Re: Weird eval behavior...
by chromatic (Archbishop) on Oct 10, 2001 at 00:02 UTC
    Mmm, tasty closures:
    no strict 'refs'; for (@attribute_list) { *{ $package . "::get$_" } = sub { $_[0]->get($_); }; }
    Yeah, that's the heart of several modules on CPAN. I want to say Class::Accessors, but it may not be exactly what you're looking for.
Re: Weird eval behavior...
by myocom (Deacon) on Oct 09, 2001 at 21:37 UTC

    Are you sure it's trying to eval what you think it's trying to eval? Replace 'eval' with 'print' (or better yet, since you're looping, do print "$sub\n"; so you can actually read it). Perhaps that will shed some light on it...

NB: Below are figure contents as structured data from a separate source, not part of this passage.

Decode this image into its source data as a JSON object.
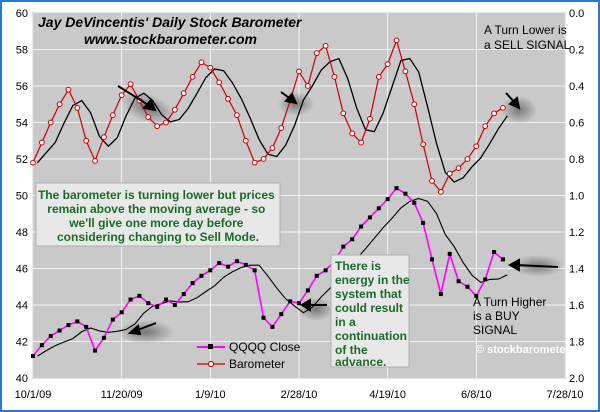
{
  "chart_data": {
    "type": "line",
    "title": "Jay DeVincentis' Daily Stock Barometer",
    "subtitle": "www.stockbarometer.com",
    "watermark": "© stockbarometer.com",
    "x_labels": [
      "10/1/09",
      "11/20/09",
      "1/9/10",
      "2/28/10",
      "4/19/10",
      "6/8/10",
      "7/28/10"
    ],
    "left_axis": {
      "ylim": [
        40,
        60
      ],
      "ticks": [
        "40",
        "42",
        "44",
        "46",
        "48",
        "50",
        "52",
        "54",
        "56",
        "58",
        "60"
      ]
    },
    "right_axis": {
      "ylim": [
        2.0,
        0.0
      ],
      "ticks": [
        "2.0",
        "1.8",
        "1.6",
        "1.4",
        "1.2",
        "1.0",
        "0.8",
        "0.6",
        "0.4",
        "0.2",
        "0.0"
      ]
    },
    "series": [
      {
        "name": "QQQQ Close",
        "color": "#ff00ff",
        "axis": "left",
        "values": [
          [
            0,
            41.2
          ],
          [
            2,
            41.8
          ],
          [
            4,
            42.3
          ],
          [
            6,
            42.6
          ],
          [
            8,
            42.9
          ],
          [
            10,
            43.1
          ],
          [
            12,
            42.8
          ],
          [
            14,
            41.5
          ],
          [
            16,
            42.2
          ],
          [
            18,
            43.2
          ],
          [
            20,
            43.6
          ],
          [
            22,
            44.3
          ],
          [
            24,
            44.5
          ],
          [
            26,
            44.1
          ],
          [
            28,
            43.9
          ],
          [
            30,
            44.3
          ],
          [
            32,
            44.0
          ],
          [
            34,
            44.6
          ],
          [
            36,
            45.2
          ],
          [
            38,
            45.6
          ],
          [
            40,
            45.9
          ],
          [
            42,
            46.3
          ],
          [
            44,
            46.1
          ],
          [
            46,
            46.4
          ],
          [
            48,
            46.2
          ],
          [
            50,
            45.9
          ],
          [
            52,
            43.3
          ],
          [
            54,
            42.8
          ],
          [
            56,
            43.5
          ],
          [
            58,
            44.2
          ],
          [
            60,
            44.1
          ],
          [
            62,
            44.8
          ],
          [
            64,
            45.6
          ],
          [
            66,
            45.9
          ],
          [
            68,
            46.4
          ],
          [
            70,
            47.2
          ],
          [
            72,
            47.6
          ],
          [
            74,
            48.3
          ],
          [
            76,
            48.8
          ],
          [
            78,
            49.3
          ],
          [
            80,
            49.8
          ],
          [
            82,
            50.4
          ],
          [
            84,
            50.1
          ],
          [
            86,
            49.6
          ],
          [
            88,
            48.5
          ],
          [
            90,
            46.5
          ],
          [
            92,
            44.6
          ],
          [
            94,
            46.8
          ],
          [
            96,
            45.3
          ],
          [
            98,
            45.0
          ],
          [
            100,
            44.5
          ],
          [
            102,
            45.4
          ],
          [
            104,
            46.9
          ],
          [
            106,
            46.5
          ]
        ]
      },
      {
        "name": "Barometer",
        "color": "#cc0000",
        "axis": "right",
        "values": [
          [
            0,
            0.82
          ],
          [
            2,
            0.71
          ],
          [
            4,
            0.6
          ],
          [
            6,
            0.5
          ],
          [
            8,
            0.42
          ],
          [
            10,
            0.52
          ],
          [
            12,
            0.7
          ],
          [
            14,
            0.81
          ],
          [
            16,
            0.68
          ],
          [
            18,
            0.56
          ],
          [
            20,
            0.45
          ],
          [
            22,
            0.39
          ],
          [
            24,
            0.48
          ],
          [
            26,
            0.57
          ],
          [
            28,
            0.62
          ],
          [
            30,
            0.6
          ],
          [
            32,
            0.53
          ],
          [
            34,
            0.44
          ],
          [
            36,
            0.35
          ],
          [
            38,
            0.27
          ],
          [
            40,
            0.3
          ],
          [
            42,
            0.38
          ],
          [
            44,
            0.47
          ],
          [
            46,
            0.56
          ],
          [
            48,
            0.7
          ],
          [
            50,
            0.82
          ],
          [
            52,
            0.8
          ],
          [
            54,
            0.74
          ],
          [
            56,
            0.63
          ],
          [
            58,
            0.48
          ],
          [
            60,
            0.32
          ],
          [
            62,
            0.4
          ],
          [
            64,
            0.22
          ],
          [
            66,
            0.18
          ],
          [
            68,
            0.35
          ],
          [
            70,
            0.55
          ],
          [
            72,
            0.66
          ],
          [
            74,
            0.71
          ],
          [
            76,
            0.58
          ],
          [
            78,
            0.35
          ],
          [
            80,
            0.28
          ],
          [
            82,
            0.15
          ],
          [
            84,
            0.32
          ],
          [
            86,
            0.5
          ],
          [
            88,
            0.72
          ],
          [
            90,
            0.92
          ],
          [
            92,
            0.98
          ],
          [
            94,
            0.88
          ],
          [
            96,
            0.85
          ],
          [
            98,
            0.8
          ],
          [
            100,
            0.73
          ],
          [
            102,
            0.62
          ],
          [
            104,
            0.55
          ],
          [
            106,
            0.52
          ]
        ]
      }
    ],
    "annotations": {
      "sell_signal": [
        "A Turn Lower is",
        "a SELL SIGNAL"
      ],
      "buy_signal": [
        "A Turn Higher",
        "is a BUY",
        "SIGNAL"
      ],
      "commentary": [
        "The barometer is turning lower but prices",
        "remain above the moving average - so",
        "we'll give one more day before",
        "considering changing to Sell Mode."
      ],
      "energy_note": [
        "There is",
        "energy in the",
        "system that",
        "could result",
        "in a",
        "continuation",
        "of the",
        "advance."
      ]
    }
  }
}
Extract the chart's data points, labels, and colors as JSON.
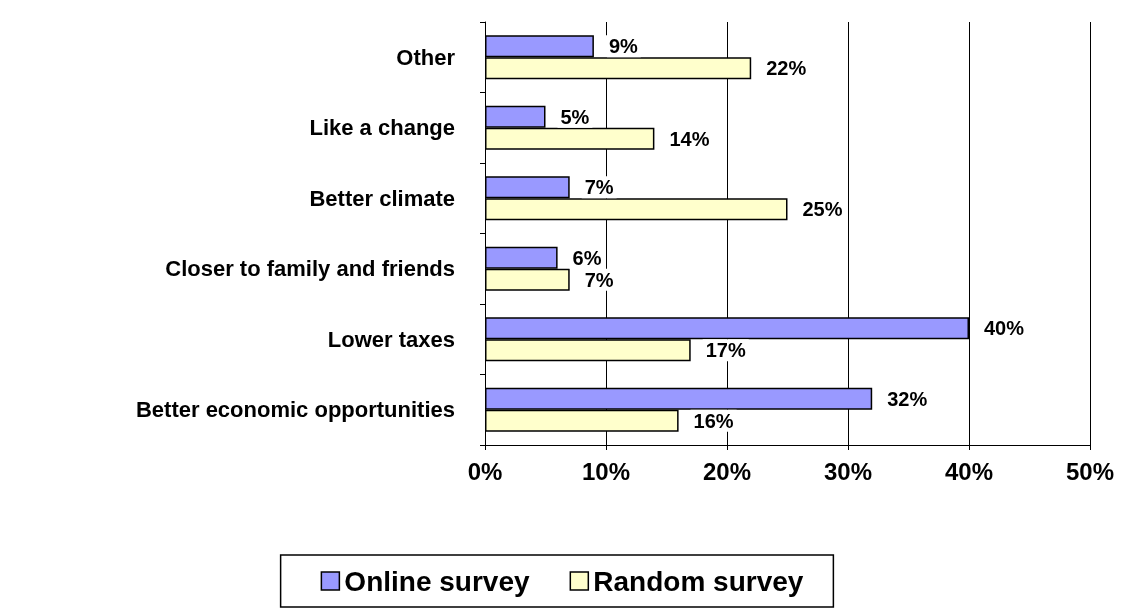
{
  "chart_data": {
    "type": "bar",
    "orientation": "horizontal",
    "categories": [
      "Other",
      "Like a change",
      "Better climate",
      "Closer to family and friends",
      "Lower taxes",
      "Better economic opportunities"
    ],
    "series": [
      {
        "name": "Online survey",
        "color": "#9999ff",
        "values": [
          9,
          5,
          7,
          6,
          40,
          32
        ],
        "value_labels": [
          "9%",
          "5%",
          "7%",
          "6%",
          "40%",
          "32%"
        ]
      },
      {
        "name": "Random survey",
        "color": "#ffffcc",
        "values": [
          22,
          14,
          25,
          7,
          17,
          16
        ],
        "value_labels": [
          "22%",
          "14%",
          "25%",
          "7%",
          "17%",
          "16%"
        ]
      }
    ],
    "xlim": [
      0,
      50
    ],
    "xticks": [
      {
        "value": 0,
        "label": "0%"
      },
      {
        "value": 10,
        "label": "10%"
      },
      {
        "value": 20,
        "label": "20%"
      },
      {
        "value": 30,
        "label": "30%"
      },
      {
        "value": 40,
        "label": "40%"
      },
      {
        "value": 50,
        "label": "50%"
      }
    ],
    "grid": "x",
    "legend": "bottom"
  }
}
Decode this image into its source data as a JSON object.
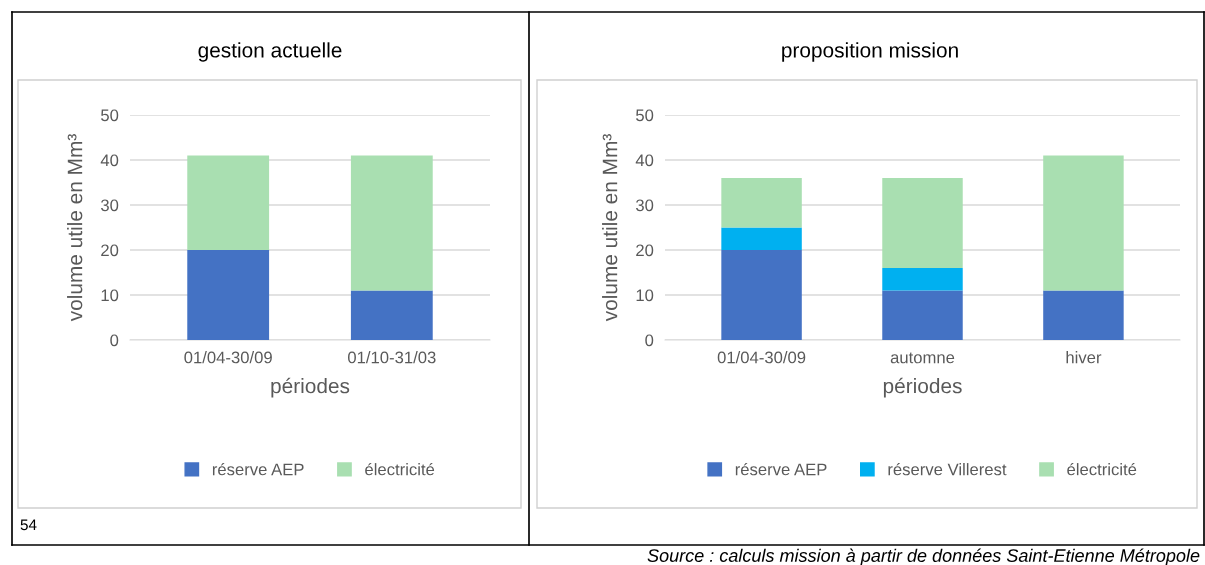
{
  "chart_data": [
    {
      "type": "bar",
      "title": "gestion actuelle",
      "xlabel": "périodes",
      "ylabel": "volume utile en Mm³",
      "categories": [
        "01/04-30/09",
        "01/10-31/03"
      ],
      "stacked": true,
      "ylim": [
        0,
        50
      ],
      "yticks": [
        0,
        10,
        20,
        30,
        40,
        50
      ],
      "grid": "y",
      "legend": "bottom",
      "series": [
        {
          "name": "réserve AEP",
          "color": "#4472c4",
          "values": [
            20,
            11
          ]
        },
        {
          "name": "électricité",
          "color": "#a9dfb1",
          "values": [
            21,
            30
          ]
        }
      ],
      "annotations": [
        "54"
      ]
    },
    {
      "type": "bar",
      "title": "proposition mission",
      "xlabel": "périodes",
      "ylabel": "volume utile en Mm³",
      "categories": [
        "01/04-30/09",
        "automne",
        "hiver"
      ],
      "stacked": true,
      "ylim": [
        0,
        50
      ],
      "yticks": [
        0,
        10,
        20,
        30,
        40,
        50
      ],
      "grid": "y",
      "legend": "bottom",
      "series": [
        {
          "name": "réserve AEP",
          "color": "#4472c4",
          "values": [
            20,
            11,
            11
          ]
        },
        {
          "name": "réserve Villerest",
          "color": "#00b0f0",
          "values": [
            5,
            5,
            null
          ]
        },
        {
          "name": "électricité",
          "color": "#a9dfb1",
          "values": [
            11,
            20,
            30
          ]
        }
      ],
      "annotations": [
        "Source : calculs mission à partir de données Saint-Etienne Métropole"
      ]
    }
  ]
}
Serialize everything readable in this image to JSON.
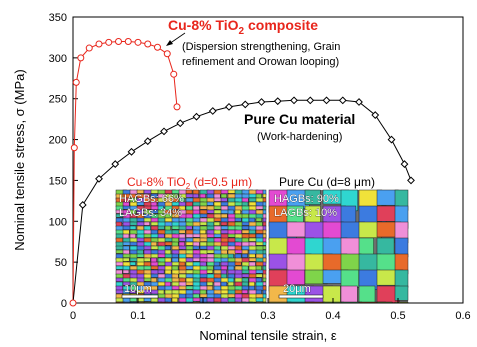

    "One word of warning: if you meet a bunch of Perl programmers on the bus or something, don't look them in the eye. They've been known to try to convert the young into Perl monks." - Frank Willison
Re: Weird eval behavior...
by perrin (Chancellor) on Oct 09, 2001 at 21:40 UTC
    I don't see anything obviously wrong with your code. There must be some kind of error message from the compile. You may be missing it because of the configuration of your environment.

    (FYI, the debugger can only debug code that compiles correctly. You probably knew that though.)

    Incidentally, there are about 50 modules on CPAN that do this.